Но то, чего не осмелился сделать народ, обманутый по своей простоте моралистами, сделало аристократическое правительство. Презирая высоконравственные и промышленные соображения экономистов, которые, точно зловещие птицы, каркали, что уменьшение рабочего дня на один час равносильно разорению английской промышленности, английское правительство строго соблюдаемым законом запретило работать более 10 часов в день, и после этого, как и прежде, Англия остается наиболее промышленной страной всего мира. Перед нами великий опыт Англии, перед нами также опыт нескольких разумных капиталистов: они нам показывают неопровержимо, что для увеличения производительности человеческого труда нужно уменьшить рабочий день и увеличить число свободных и праздничных дней, но французский народ еще не видит этого.

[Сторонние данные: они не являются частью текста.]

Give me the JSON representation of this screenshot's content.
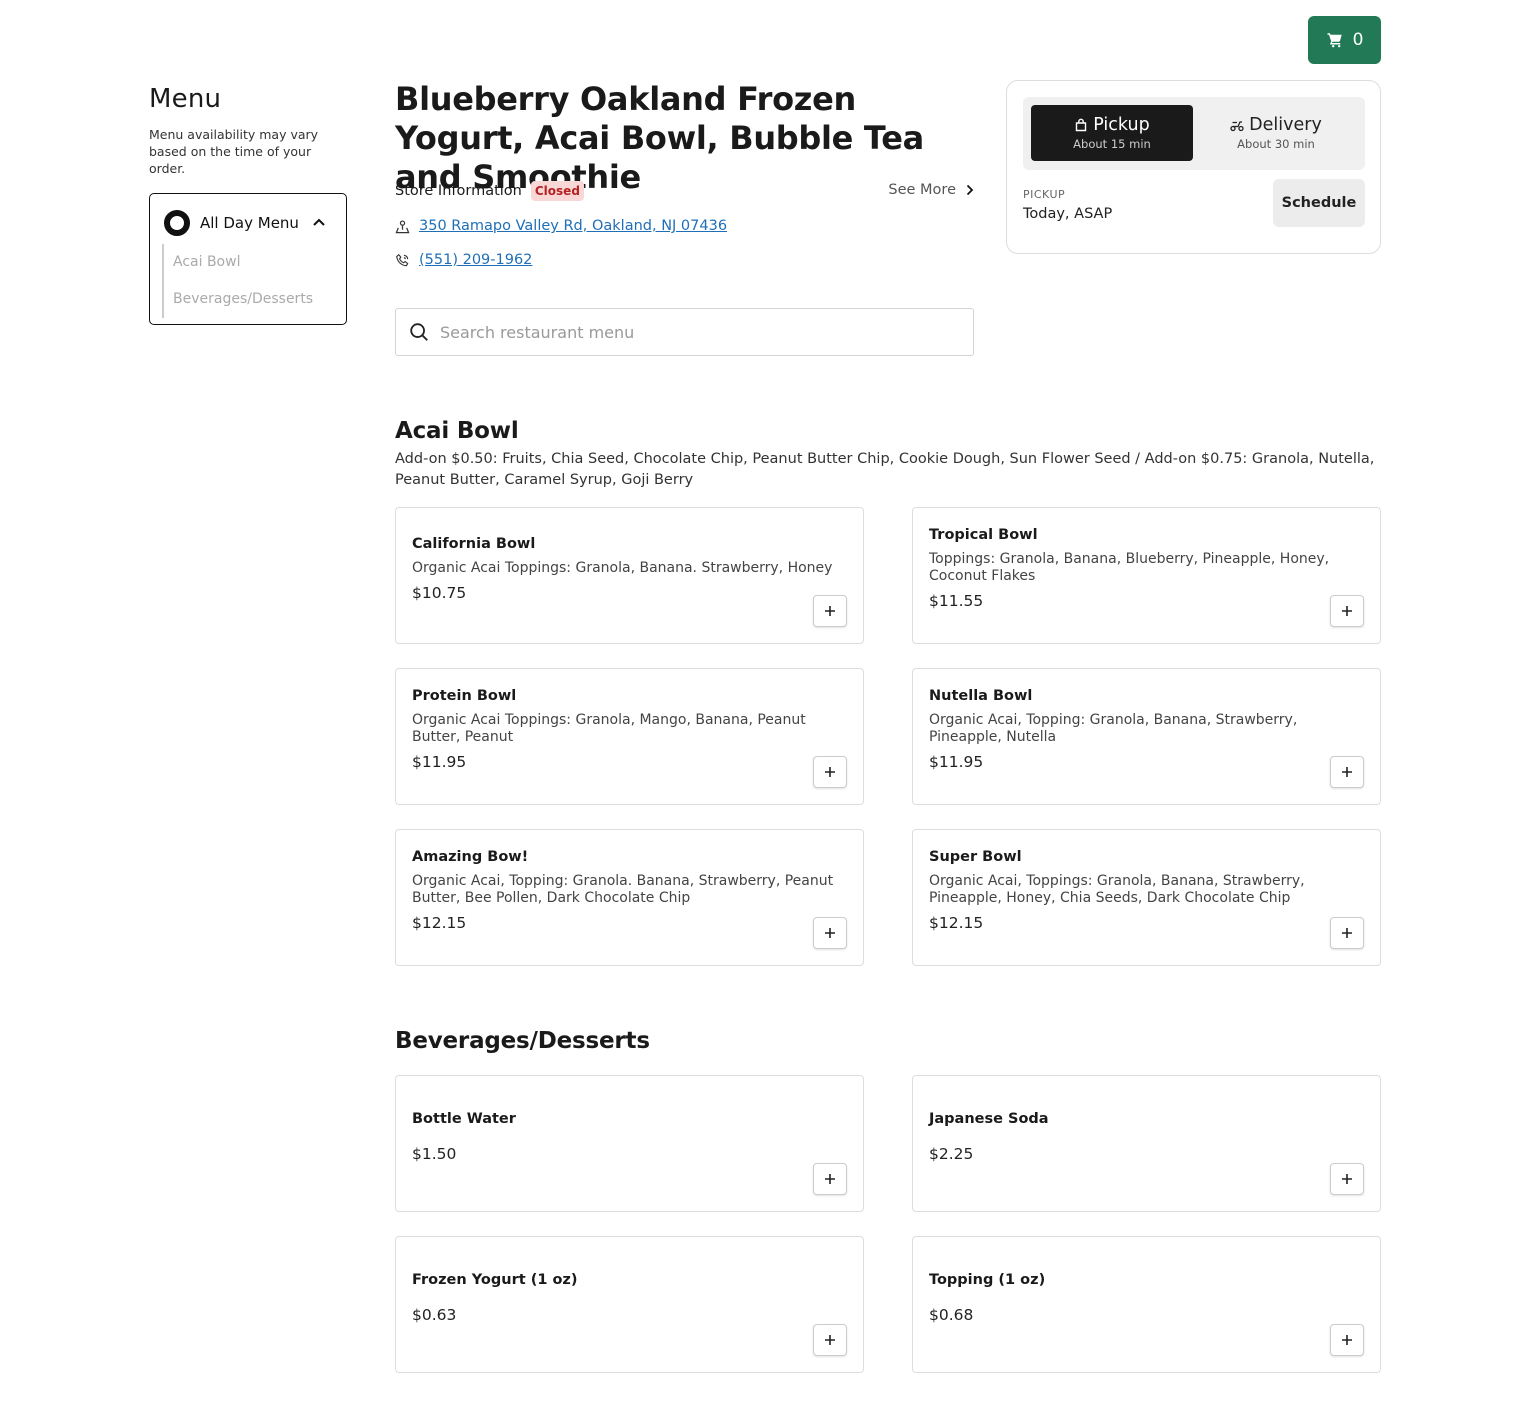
{
  "cart": {
    "count": "0",
    "icon": "cart-icon"
  },
  "sidebar": {
    "title": "Menu",
    "note": "Menu availability may vary based on the time of your order.",
    "menu_name": "All Day Menu",
    "items": [
      {
        "label": "Acai Bowl"
      },
      {
        "label": "Beverages/Desserts"
      }
    ]
  },
  "store": {
    "name": "Blueberry Oakland Frozen Yogurt, Acai Bowl, Bubble Tea and Smoothie",
    "info_label": "Store Information",
    "status": "Closed",
    "see_more": "See More",
    "address": "350 Ramapo Valley Rd, Oakland, NJ 07436",
    "phone": "(551) 209-1962"
  },
  "search": {
    "placeholder": "Search restaurant menu"
  },
  "order": {
    "pickup": {
      "label": "Pickup",
      "sub": "About 15 min"
    },
    "delivery": {
      "label": "Delivery",
      "sub": "About 30 min"
    },
    "mode_label": "PICKUP",
    "time_value": "Today, ASAP",
    "schedule_label": "Schedule"
  },
  "sections": [
    {
      "title": "Acai Bowl",
      "description": "Add-on $0.50: Fruits, Chia Seed, Chocolate Chip, Peanut Butter Chip, Cookie Dough, Sun Flower Seed / Add-on $0.75: Granola, Nutella, Peanut Butter, Caramel Syrup, Goji Berry",
      "items": [
        {
          "name": "California Bowl",
          "desc": "Organic Acai Toppings: Granola, Banana. Strawberry, Honey",
          "price": "$10.75"
        },
        {
          "name": "Tropical Bowl",
          "desc": "Toppings: Granola, Banana, Blueberry, Pineapple, Honey, Coconut Flakes",
          "price": "$11.55"
        },
        {
          "name": "Protein Bowl",
          "desc": "Organic Acai Toppings: Granola, Mango, Banana, Peanut Butter, Peanut",
          "price": "$11.95"
        },
        {
          "name": "Nutella Bowl",
          "desc": "Organic Acai, Topping: Granola, Banana, Strawberry, Pineapple, Nutella",
          "price": "$11.95"
        },
        {
          "name": "Amazing Bow!",
          "desc": "Organic Acai, Topping: Granola. Banana, Strawberry, Peanut Butter, Bee Pollen, Dark Chocolate Chip",
          "price": "$12.15"
        },
        {
          "name": "Super Bowl",
          "desc": "Organic Acai, Toppings: Granola, Banana, Strawberry, Pineapple, Honey, Chia Seeds, Dark Chocolate Chip",
          "price": "$12.15"
        }
      ]
    },
    {
      "title": "Beverages/Desserts",
      "items": [
        {
          "name": "Bottle Water",
          "price": "$1.50"
        },
        {
          "name": "Japanese Soda",
          "price": "$2.25"
        },
        {
          "name": "Frozen Yogurt (1 oz)",
          "price": "$0.63"
        },
        {
          "name": "Topping (1 oz)",
          "price": "$0.68"
        }
      ]
    }
  ],
  "colors": {
    "accent": "#217a55",
    "link": "#1f6fb8",
    "closed_bg": "#f9d7d7",
    "closed_text": "#b42323"
  }
}
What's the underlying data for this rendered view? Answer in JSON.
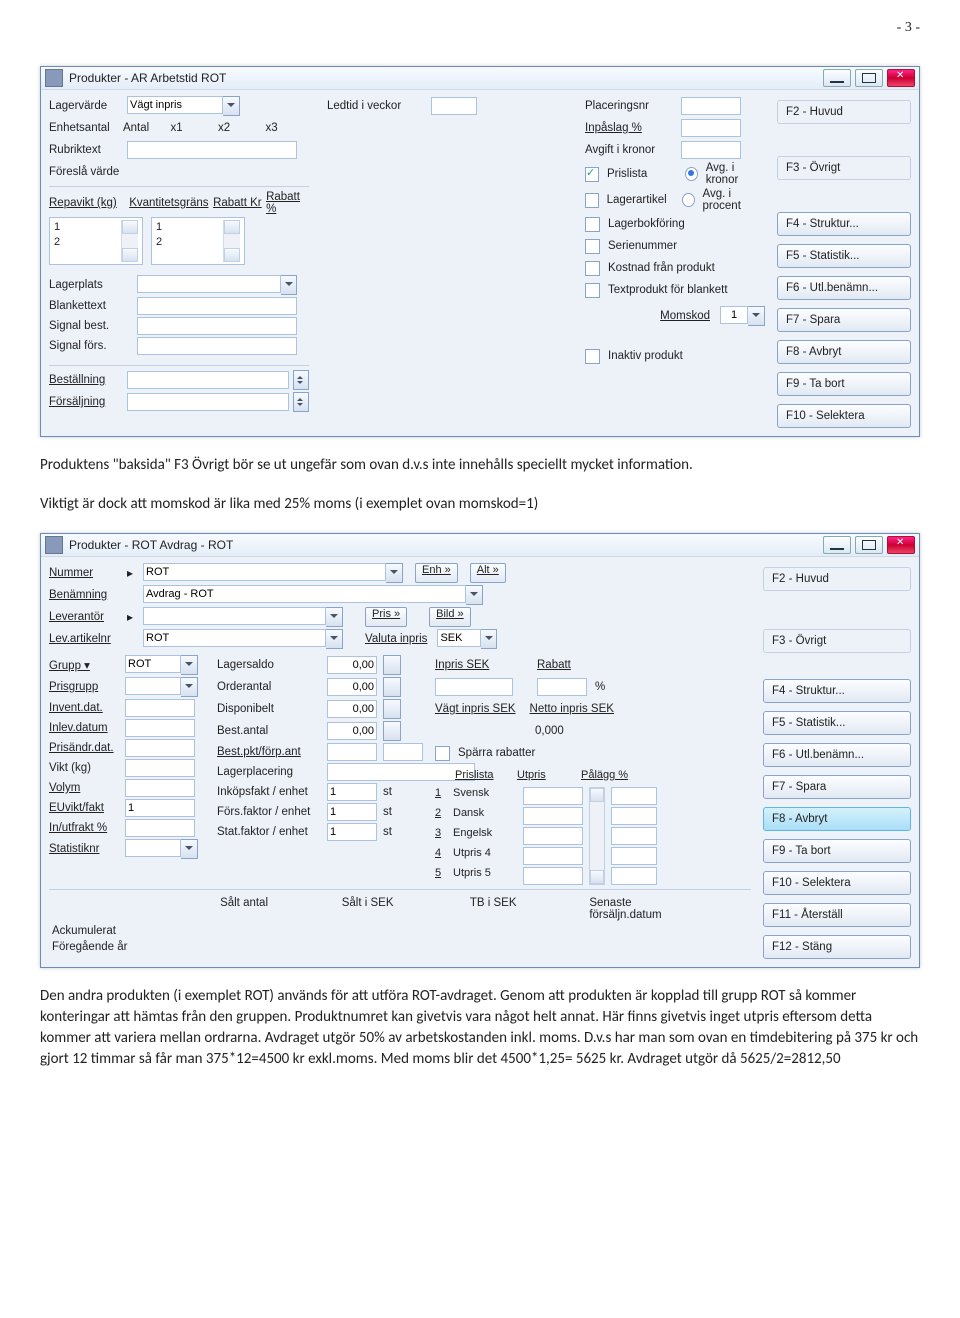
{
  "page_number": "- 3 -",
  "doc": {
    "p1": "Produktens \"baksida\" F3 Övrigt bör se ut ungefär som ovan d.v.s  inte innehålls speciellt mycket information.",
    "p2": "Viktigt är dock att momskod är lika med 25% moms (i exemplet ovan momskod=1)",
    "p3": "Den andra produkten (i exemplet ROT) används för att utföra ROT-avdraget. Genom att produkten är kopplad till grupp ROT så kommer konteringar att hämtas från den gruppen. Produktnumret kan givetvis vara något helt annat. Här finns givetvis inget utpris eftersom detta kommer att variera mellan ordrarna. Avdraget utgör 50% av arbetskostanden inkl. moms. D.v.s har man som ovan en timdebitering på 375 kr och gjort 12 timmar så får man 375*12=4500 kr exkl.moms. Med moms blir det 4500*1,25= 5625 kr. Avdraget utgör då 5625/2=2812,50"
  },
  "win1": {
    "title": "Produkter - AR Arbetstid ROT",
    "labels": {
      "lagervarde": "Lagervärde",
      "enhetsantal": "Enhetsantal",
      "rubriktext": "Rubriktext",
      "foresla": "Föreslå värde",
      "repavikt": "Repavikt (kg)",
      "kvant": "Kvantitetsgräns",
      "rabattkr": "Rabatt Kr",
      "rabattp": "Rabatt %",
      "lagerplats": "Lagerplats",
      "blankettext": "Blankettext",
      "signalbest": "Signal best.",
      "signalfors": "Signal förs.",
      "bestallning": "Beställning",
      "forsaljning": "Försäljning",
      "ledtid": "Ledtid i veckor",
      "antal": "Antal",
      "x1": "x1",
      "x2": "x2",
      "x3": "x3",
      "placering": "Placeringsnr",
      "inpaslag": "Inpåslag %",
      "avgift": "Avgift i kronor",
      "prislista": "Prislista",
      "lagerartikel": "Lagerartikel",
      "lagerbok": "Lagerbokföring",
      "serienr": "Serienummer",
      "kostnad": "Kostnad från produkt",
      "textprodukt": "Textprodukt för blankett",
      "avgkr": "Avg. i kronor",
      "avgp": "Avg. i procent",
      "momskod": "Momskod",
      "momskod_val": "1",
      "inaktiv": "Inaktiv produkt",
      "vagt": "Vägt inpris"
    },
    "side": [
      "F2 - Huvud",
      "F3 - Övrigt",
      "F4 - Struktur...",
      "F5 - Statistik...",
      "F6 - Utl.benämn...",
      "F7 - Spara",
      "F8 - Avbryt",
      "F9 - Ta bort",
      "F10 - Selektera"
    ],
    "list": {
      "r1": "1",
      "r2": "2",
      "k1": "1",
      "k2": "2"
    }
  },
  "win2": {
    "title": "Produkter - ROT Avdrag - ROT",
    "labelsL": {
      "nummer": "Nummer",
      "benamning": "Benämning",
      "leverantor": "Leverantör",
      "levart": "Lev.artikelnr",
      "grupp": "Grupp",
      "prisgrupp": "Prisgrupp",
      "invent": "Invent.dat.",
      "inlev": "Inlev.datum",
      "prisandr": "Prisändr.dat.",
      "vikt": "Vikt (kg)",
      "volym": "Volym",
      "euvikt": "EUvikt/fakt",
      "euvikt_val": "1",
      "inut": "In/utfrakt %",
      "stat": "Statistiknr",
      "ack": "Ackumulerat",
      "foreg": "Föregående år"
    },
    "valsL": {
      "nummer": "ROT",
      "benamning": "Avdrag - ROT",
      "levart": "ROT",
      "grupp": "ROT"
    },
    "labelsM": {
      "lagersaldo": "Lagersaldo",
      "orderantal": "Orderantal",
      "disponibelt": "Disponibelt",
      "bestantal": "Best.antal",
      "bestpkt": "Best.pkt/förp.ant",
      "lagerpl": "Lagerplacering",
      "inkop": "Inköpsfakt / enhet",
      "fors": "Förs.faktor / enhet",
      "statf": "Stat.faktor / enhet",
      "zero": "0,00",
      "one": "1",
      "st": "st"
    },
    "labelsR": {
      "enh": "Enh »",
      "alt": "Alt »",
      "pris": "Pris  »",
      "bild": "Bild »",
      "valuta": "Valuta inpris",
      "valuta_val": "SEK",
      "inpris": "Inpris SEK",
      "rabatt": "Rabatt",
      "pct": "%",
      "vagt": "Vägt inpris SEK",
      "netto": "Netto inpris SEK",
      "nettov": "0,000",
      "sparra": "Spärra rabatter",
      "prislista": "Prislista",
      "utpris": "Utpris",
      "palagg": "Pålägg %",
      "p1": "Svensk",
      "p2": "Dansk",
      "p3": "Engelsk",
      "p4": "Utpris 4",
      "p5": "Utpris 5",
      "n1": "1",
      "n2": "2",
      "n3": "3",
      "n4": "4",
      "n5": "5"
    },
    "bottom": {
      "salt": "Sålt antal",
      "saltsek": "Sålt i SEK",
      "tb": "TB i SEK",
      "senaste": "Senaste",
      "forsd": "försäljn.datum"
    },
    "side": [
      "F2 - Huvud",
      "F3 - Övrigt",
      "F4 - Struktur...",
      "F5 - Statistik...",
      "F6 - Utl.benämn...",
      "F7 - Spara",
      "F8 - Avbryt",
      "F9 - Ta bort",
      "F10 - Selektera",
      "F11 - Återställ",
      "F12 - Stäng"
    ]
  }
}
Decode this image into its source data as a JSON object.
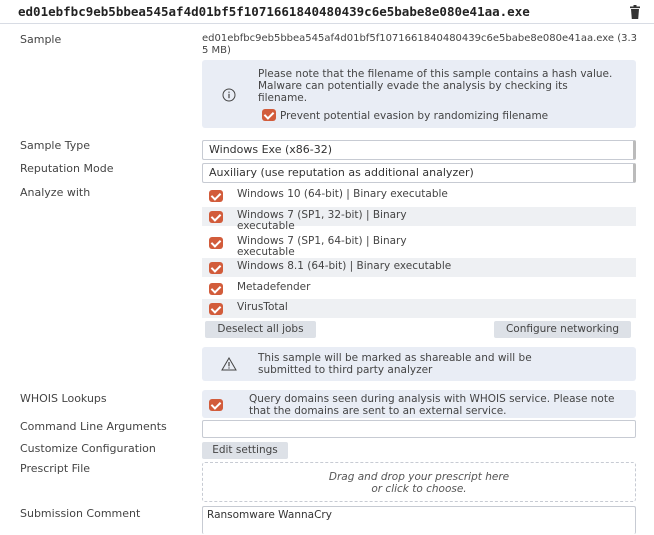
{
  "header": {
    "filename": "ed01ebfbc9eb5bbea545af4d01bf5f1071661840480439c6e5babe8e080e41aa.exe"
  },
  "sample": {
    "label": "Sample",
    "value": "ed01ebfbc9eb5bbea545af4d01bf5f1071661840480439c6e5babe8e080e41aa.exe (3.35 MB)"
  },
  "hash_note": {
    "text": "Please note that the filename of this sample contains a hash value. Malware can potentially evade the analysis by checking its filename.",
    "checkbox_label": "Prevent potential evasion by randomizing filename",
    "checked": true
  },
  "sample_type": {
    "label": "Sample Type",
    "value": "Windows Exe (x86-32)"
  },
  "reputation_mode": {
    "label": "Reputation Mode",
    "value": "Auxiliary (use reputation as additional analyzer)"
  },
  "analyze_with": {
    "label": "Analyze with",
    "jobs": [
      {
        "label": "Windows 10 (64-bit) | Binary executable",
        "checked": true
      },
      {
        "label": "Windows 7 (SP1, 32-bit) | Binary\nexecutable",
        "checked": true
      },
      {
        "label": "Windows 7 (SP1, 64-bit) | Binary\nexecutable",
        "checked": true
      },
      {
        "label": "Windows 8.1 (64-bit) | Binary executable",
        "checked": true
      },
      {
        "label": "Metadefender",
        "checked": true
      },
      {
        "label": "VirusTotal",
        "checked": true
      }
    ],
    "deselect_label": "Deselect all jobs",
    "configure_label": "Configure networking"
  },
  "share_note": {
    "text": "This sample will be marked as shareable and will be submitted to third party analyzer"
  },
  "whois": {
    "label": "WHOIS Lookups",
    "text": "Query domains seen during analysis with WHOIS service. Please note that the domains are sent to an external service.",
    "checked": true
  },
  "command_line": {
    "label": "Command Line Arguments",
    "value": ""
  },
  "customize": {
    "label": "Customize Configuration",
    "button": "Edit settings"
  },
  "prescript": {
    "label": "Prescript File",
    "line1": "Drag and drop your prescript here",
    "line2": "or click to choose."
  },
  "comment": {
    "label": "Submission Comment",
    "value": "Ransomware WannaCry"
  },
  "colors": {
    "checkbox": "#d25c3b",
    "note_bg": "#e9edf5",
    "button_bg": "#dde1e7"
  }
}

Но если жалкое уменьшение на два часа увеличило в 10 лет почти на одну треть английское производство,[18]то каким бешеным галопом помчалось бы французское производство, если бы рабочий день был ограничен 3 часами? Разве рабочие не могут, наконец, понять, что, обременяя себя трудом, они истощают свои силы и силы своего потомства; что, изнуренные, они преждевременно становятся неспособными к какому-либо труду; что, поглощенные и одурманенные своей страстью, они уже не являются больше людьми, а представляют только обломки человека; что они убивают в себе все лучшие способности, и все это из-за яростной страсти к труду?

Увы! Подобно попугаям повторяют они урок экономистов: «Будем работать, будем работать, чтобы увеличить национальное богатство». О идиоты! Именно потому, что вы так много работаете, промышленная техника развивается так медленно. Прекратите ваш крик и выслушайте одного экономиста; это не блестящего ума человек, это только господин Л. Рейбо: «В общем условия труда регулируют перемены в методах производства. Ручной труд употребляется, пока он дешев; его начинают сокращать, как только он становится дороже».[19] Чтобы заставить капиталистов совершенствовать их машины из дерева и железа, нужно повысить заработную плату и уменьшить рабочее время машин из костей и мяса. Вам нужны доказательства? Их можно привести сотнями: в прядильной промышленности автоматический станок был изобретен и применен в Манчестере, потому что прядильщики отказались работать так долго, как прежде.

В Америке машина захватила все отрасли сельского хозяйства, начиная от приготовления масла до выпалывания хлеба. Почему? Потому что американец, свободный и ленивый, предпочел бы тысячу раз умереть, чем жить животной жизнью французского крестьянина. Сельский труд, столь утомительный в нашей славной Франции, является в Америке приятным времяпрепровождением на свежем воздухе. Земледелец исполняет свою работу, сидя и беззаботно покуривая трубку.